There was nothing else to say. At first, Amalia had needed something to pass between herself and Mariko, wanted one of them to lay the past to rest, give it a eu
logy. But the desire for words waned. Here they were: two old women, playing cards and drinking tea, noticing the nice things each did for the other, the little thoughtful gestures. When Mariko brought her a blanket because the evening had grown chilly, or asked what her favorite soup was, and then made it, that was an act of love.
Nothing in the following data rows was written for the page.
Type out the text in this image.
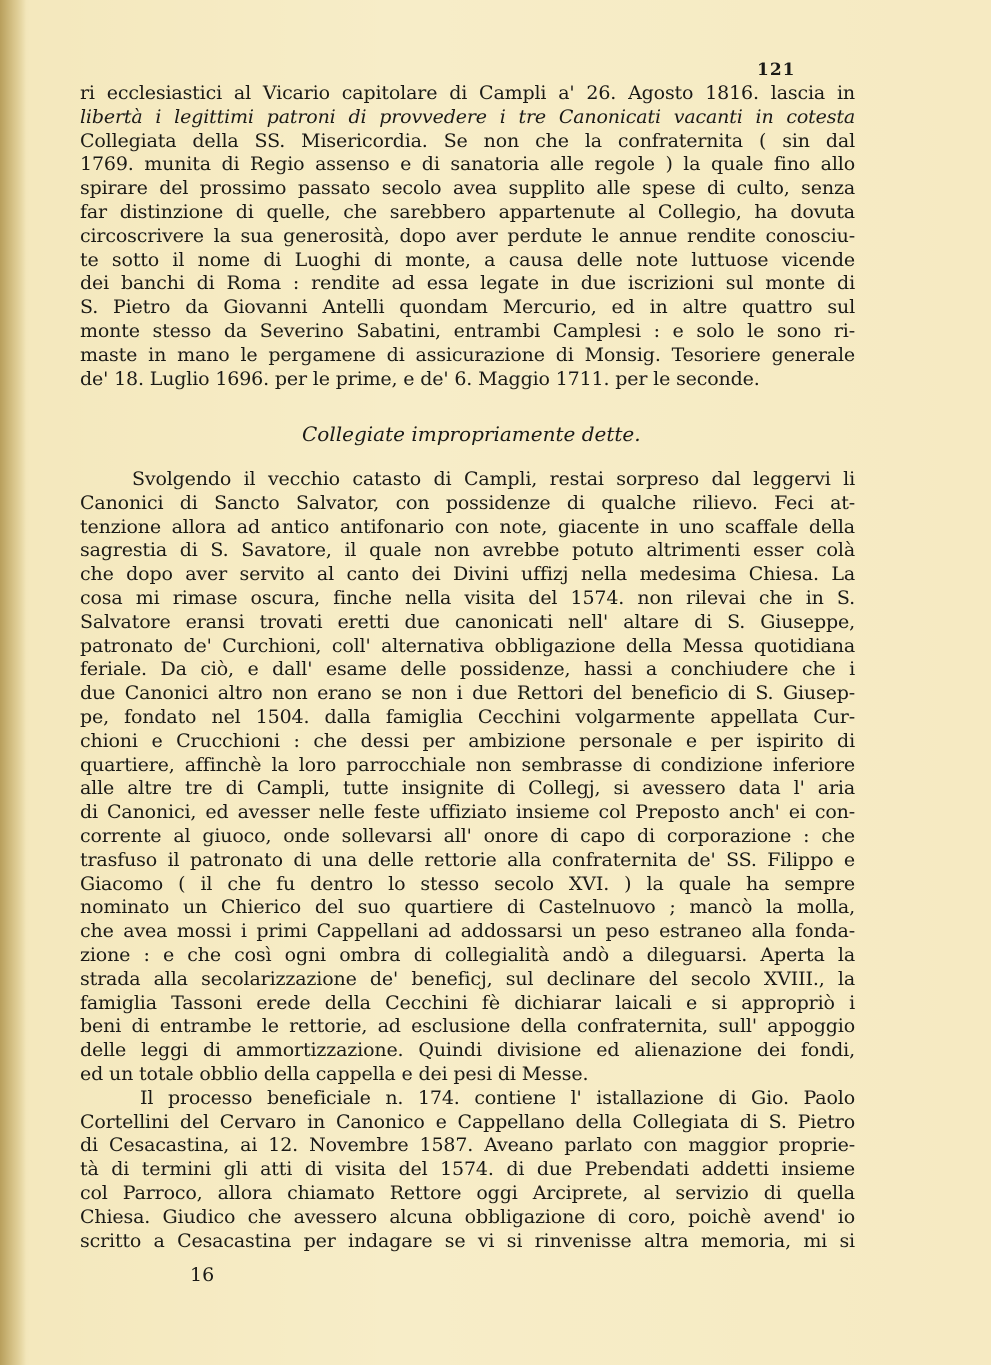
121
ri ecclesiastici al Vicario capitolare di Campli a' 26. Agosto 1816. lascia in
libertà i legittimi patroni di provvedere i tre Canonicati vacanti in cotesta
Collegiata della SS. Misericordia. Se non che la confraternita ( sin dal
1769. munita di Regio assenso e di sanatoria alle regole ) la quale fino allo
spirare del prossimo passato secolo avea supplito alle spese di culto, senza
far distinzione di quelle, che sarebbero appartenute al Collegio, ha dovuta
circoscrivere la sua generosità, dopo aver perdute le annue rendite conosciu-
te sotto il nome di Luoghi di monte, a causa delle note luttuose vicende
dei banchi di Roma : rendite ad essa legate in due iscrizioni sul monte di
S. Pietro da Giovanni Antelli quondam Mercurio, ed in altre quattro sul
monte stesso da Severino Sabatini, entrambi Camplesi : e solo le sono ri-
maste in mano le pergamene di assicurazione di Monsig. Tesoriere generale
de' 18. Luglio 1696. per le prime, e de' 6. Maggio 1711. per le seconde.
Collegiate impropriamente dette.
Svolgendo il vecchio catasto di Campli, restai sorpreso dal leggervi li
Canonici di Sancto Salvator, con possidenze di qualche rilievo. Feci at-
tenzione allora ad antico antifonario con note, giacente in uno scaffale della
sagrestia di S. Savatore, il quale non avrebbe potuto altrimenti esser colà
che dopo aver servito al canto dei Divini uffizj nella medesima Chiesa. La
cosa mi rimase oscura, finche nella visita del 1574. non rilevai che in S.
Salvatore eransi trovati eretti due canonicati nell' altare di S. Giuseppe,
patronato de' Curchioni, coll' alternativa obbligazione della Messa quotidiana
feriale. Da ciò, e dall' esame delle possidenze, hassi a conchiudere che i
due Canonici altro non erano se non i due Rettori del beneficio di S. Giusep-
pe, fondato nel 1504. dalla famiglia Cecchini volgarmente appellata Cur-
chioni e Crucchioni : che dessi per ambizione personale e per ispirito di
quartiere, affinchè la loro parrocchiale non sembrasse di condizione inferiore
alle altre tre di Campli, tutte insignite di Collegj, si avessero data l' aria
di Canonici, ed avesser nelle feste uffiziato insieme col Preposto anch' ei con-
corrente al giuoco, onde sollevarsi all' onore di capo di corporazione : che
trasfuso il patronato di una delle rettorie alla confraternita de' SS. Filippo e
Giacomo ( il che fu dentro lo stesso secolo XVI. ) la quale ha sempre
nominato un Chierico del suo quartiere di Castelnuovo ; mancò la molla,
che avea mossi i primi Cappellani ad addossarsi un peso estraneo alla fonda-
zione : e che così ogni ombra di collegialità andò a dileguarsi. Aperta la
strada alla secolarizzazione de' beneficj, sul declinare del secolo XVIII., la
famiglia Tassoni erede della Cecchini fè dichiarar laicali e si appropriò i
beni di entrambe le rettorie, ad esclusione della confraternita, sull' appoggio
delle leggi di ammortizzazione. Quindi divisione ed alienazione dei fondi,
ed un totale obblio della cappella e dei pesi di Messe.
Il processo beneficiale n. 174. contiene l' istallazione di Gio. Paolo
Cortellini del Cervaro in Canonico e Cappellano della Collegiata di S. Pietro
di Cesacastina, ai 12. Novembre 1587. Aveano parlato con maggior proprie-
tà di termini gli atti di visita del 1574. di due Prebendati addetti insieme
col Parroco, allora chiamato Rettore oggi Arciprete, al servizio di quella
Chiesa. Giudico che avessero alcuna obbligazione di coro, poichè avend' io
scritto a Cesacastina per indagare se vi si rinvenisse altra memoria, mi si
16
They gave each other hand massages, cooked together, watched old movies. Amalia didn’t want to kiss Mariko anymore. She didn’t want to kiss anybody. Love wasn’t that now. It was sitting quietly and moving tenderly and knowing that there had existed between you a moment of recognition, as real now as it had ever been. Being able to slice through all the layers of pain and pull out the warm marble of joy at the center and hold it in your hand. She couldn’t do that with Tristan. Their pain didn’t wrap around their joy but extended from it like tracks leaving a railroad station.
He could live upstairs forever. That was fine. Let the two of them shamble around and keep out of each other’s way and remain cordial and go to weddings and funerals and family dinners together. Let him do just what he’d done all along, with nothing cut away but the pretense that this was a marriage. She would sit right here and play cards and be happy, and if he could be happy, too, so much the better, and if he couldn’t, he could blame her for it. That, in itself, would probably be an improvement, since until now he’d had no one to blame but himself.
Mariko picked up the seven and laid down the six of clubs, and then the stairs creaked and they looked up to see Tristan in the midst of his descent to the kitchen. To Amalia’s great surprise, he’d begun cooking for himself. Six straight meals prepared by his own hands had passed into his stomach. Three had been egg sandwiches, two hot dogs, and one oatmeal, but even Tristan’s ability to boil water was a revelation. Each time, Mariko had met him in the kitchen and offered to fix something, and each time he had waved her off: Don’t trouble yourself.
Amalia turned back to the game and tried to decide whether to pick up the six. She had one already, and doing so would mean shifting her strategy away from straights. She looked up only when she assumed Tristan was gone, and instead found her husband coming toward her, his face strained with rage.